Wouldn't it make more sense, at this point, to approach the field of law like we do the field of medicine and simply make arrangements with out of state law schools, which are hurting for applicants, so that our residents can go to them at an instate tuition rate.  It's worked for other professional fields, it'd work for law, particularly when attending UW's College of Law affords no real advantage anymore.  Indeed, part of the mission of the law school, in its view, is to draw in students from elsewhere most of whom go elsewhere.

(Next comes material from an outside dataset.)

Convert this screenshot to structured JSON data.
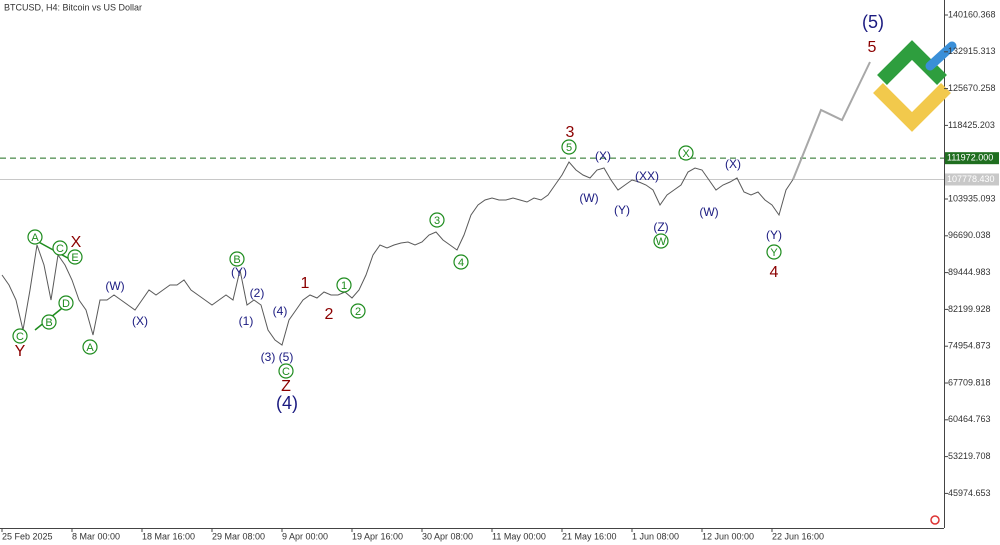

Perhaps, therefore, it's time to take a page out of Alaska's book. Alaska's population is about the same as ours and it has no law school.  Rather, it has made arrangements with at least one other school to act as that school for Alaska's students who wish to study law.  Sadly, UW sort of saw itself in that role, I'd note, but didn't become that school, for whatever reason.

Now, are there counter arguments for this?  Of course there are. For one thing, the school's been around for a long time so while its hurting, it is established.  And going there does mean that the students are likely in contact with local practitioneres, which might give them an advantage in getting a job. And it means that those who want to study law here might not have to leave their home states to do that.

Balanced against that, graduates are entering a crowded field in which lawyers from surrounding states are now part of their competition, so they might not end up here anyway, or might not end up in the field they hoped (although that's always been common).  Maybe we're even at the point where it might not really be a good idea to give students false hopes by having an entire college dedicated to a field of study that's rapidly declining in terms of employbility due to market saturation and technological change.

Of course, none of this would be as fully true of Wyoming, which has unique law, had a unique bar exam, which would also serve to protect the interest of the state's citizens.

Seems like we had that at one time. . . . 

Well, it's often said that "you can't go home again". Well, you can.  You just have to want to.